Figure 7.7.2. Vehicle availability and Hispanic/Latino self-identification by municipality [7.12.1.141], [7.12.1.140].

The highlighted values in the table show the three municipalities of greatest need according to our model.

But, if you look closeWindow()ly, you may notice an interesting imbalance in this data: The values of the variable \(y\) are on average much larger than the values of the variable \(x\text{,}\) and this may be throwing off the weighting. We can fix this by normalizing \(x\) and \(y\) so that each column sums to \(1\text{.}\) To do this, we can divide each variable by sum of all of its values. We call these new variables \(\bar{x}\) and \(\bar{y}\text{.}\) Using \(\bar{x}\) and \(\bar{y}\) ensures that the variables will have equal weight when \(w=\frac{1}{2}\text{.}\) The table below shows the values of \(\bar{x}\text{,}\) \(\bar{y}\text{,}\) and \(\bar{z}=w\bar{x}+(1-w)\bar{y}\) for \(w=\frac{1}{2}\text{.}\) This model also has the nice property that the measures of need in the final column \((z)\) sum up to \(1\) no matter what the value of \(w\) is, so we can think of them as decimal percentages.
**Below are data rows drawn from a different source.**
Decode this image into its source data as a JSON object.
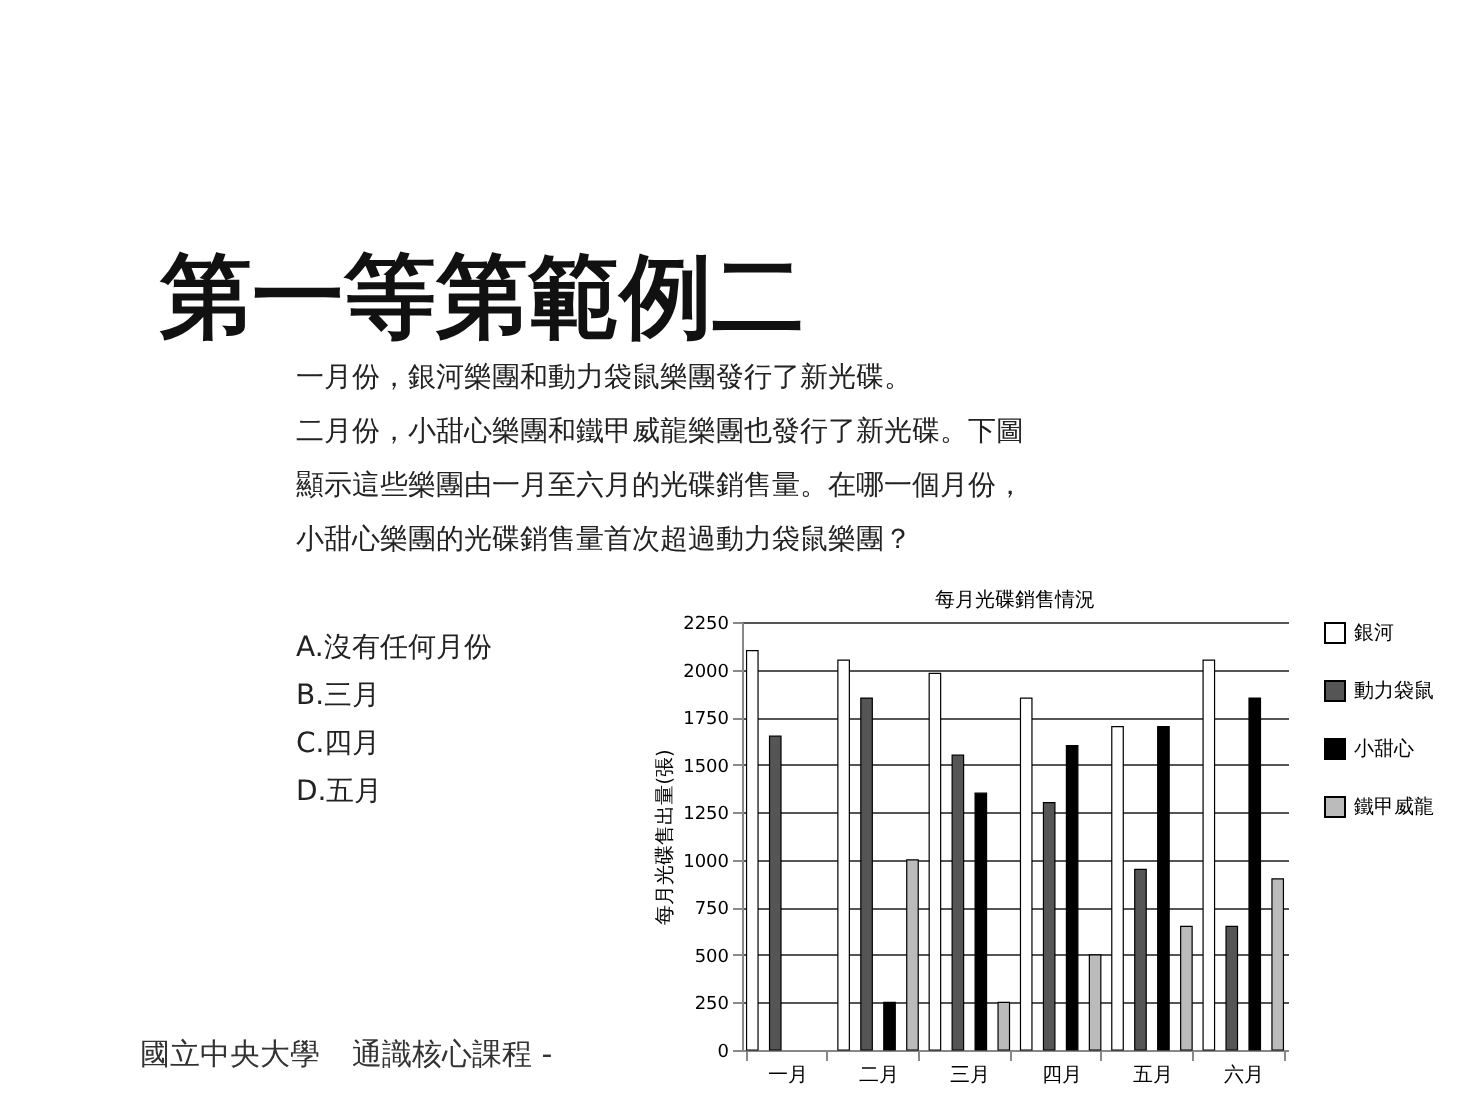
{
  "chart_data": {
    "type": "bar",
    "title": "第一等第範例二",
    "subtitle": "每月光碟銷售情況",
    "ylabel": "每月光碟售出量(張)",
    "annotations": [
      "一月份，銀河樂團和動力袋鼠樂團發行了新光碟。",
      "二月份，小甜心樂團和鐵甲威龍樂團也發行了新光碟。下圖顯示這些樂團由一月至六月的光碟銷售量。在哪一個月份，小甜心樂團的光碟銷售量首次超過動力袋鼠樂團？",
      "A.沒有任何月份",
      "B.三月",
      "C.四月",
      "D.五月",
      "國立中央大學",
      "通識核心課程 -"
    ],
    "categories": [
      "一月",
      "二月",
      "三月",
      "四月",
      "五月",
      "六月"
    ],
    "series": [
      {
        "name": "銀河",
        "color": "#ffffff",
        "values": [
          2100,
          2050,
          1980,
          1850,
          1700,
          2050
        ]
      },
      {
        "name": "動力袋鼠",
        "color": "#555555",
        "values": [
          1650,
          1850,
          1550,
          1300,
          950,
          650
        ]
      },
      {
        "name": "小甜心",
        "color": "#000000",
        "values": [
          null,
          250,
          1350,
          1600,
          1700,
          1850
        ]
      },
      {
        "name": "鐵甲威龍",
        "color": "#bbbbbb",
        "values": [
          null,
          1000,
          250,
          500,
          650,
          900
        ]
      }
    ],
    "ylim": [
      0,
      2250
    ],
    "yticks": [
      0,
      250,
      500,
      750,
      {
        "value": 1000,
        "label": "1000"
      },
      {
        "value": 1250,
        "label": "1250"
      },
      {
        "value": 1500,
        "label": "1500"
      },
      {
        "value": 1750,
        "label": "1750"
      },
      {
        "value": 2000,
        "label": "2000"
      },
      {
        "value": 2250,
        "label": "2250"
      }
    ],
    "grid": "y",
    "legend": "right"
  }
}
Municipality	Normalized percentage of working households with no vehicle available as decimal \((\bar{x})\)	Normalized percentage of individuals identifying as Hispanic/Latino as decimal \((\bar{y})\)	\(z=w\bar{x}+(1-w)\bar{y}\) \((w=\frac{1}{2})\)
Bloomfield village	0.0489	0.0661	0.0575
Bloomfield town	0	0.0915	0.0458
Darien village	0	0.0506	0.0253
Darien town	0.0089	0.0588	0.0339
Delavan city	0.0752	0.0763	0.0757
Delavan town	0.1099	0.0298	0.0699
East Troy village	0.055	0.0056	0.0303
East Troy town	0.0468	0.0121	0.0294
Elkhorn city	0.0289	0.05	0.0394
Fontana-on-Geneva Lake village	0.0682	0.005	0.0366
Geneva town	0.0329	0.0446	0.0387
Genoa City village	0.0149	0.0436	0.0292
Lafayette town	0.0114	0.0063	0.0088
La Grange town	0.0357	0.0148	0.0253
Lake Geneva city	0	0.0314	0.0157
Linn town	0.0127	0.0193	0.016
Lyons town	0.0555	0.0076	0.0316
Mukwonago village	0	0	0
Richmond town	0	0.0231	0.0115
Sharon village	0.025	0.1024	0.0637
Sharon town	0.0125	0.0216	0.0171
Spring Prairie town	0	0.0041	0.002
Sugar Creek town	0	0.0058	0.0029
Troy town	0.0361	0.0092	0.0227
Walworth village	0	0.0802	0.0401
Walworth town	0	0.0381	0.0191
Whitewater city	0.0736	0.0348	0.0542
Whitewater town	0.1773	0.032	0.1046
Williams Bay village	0.0707	0.0353	0.053

Figure 7.7.3. Normalized vehicle availability and Hispanic/Latino self-identification by municipality.

Now we can advise OAFC to place mobile clinics in the municipalities of Delavan city, Delavan town, and Whitewater town, assuming they want to weight the variables \(x\) and \(y\) equally!

The model we have just created is called a parametric linear model with two variables. The only difference when we add additional variables and weights is that the weights should all add up to \(1\text{.}\)

Parametric linear model.

Suppose that \(x_1,x_2,x_3,\ldots,x_n\) are quantitative variables associated to some dataset. A parametric linear model is an equation

\begin{equation*} z=w_1x_1+w_2x_2+w_3x_3+\cdots+w_nx_n. \end{equation*}

The numbers \(w_1,w_2,w_3,\ldots,w_n\) are called weights or parameters. In practice, we usually assume or arrange that the weights are positive and all sum to \(1\text{,}\) and that for each \(i\text{,}\) the value of the variable \(x_i\) over each point in the dataset sums to \(1\) as well. In this case we say the model is normalized.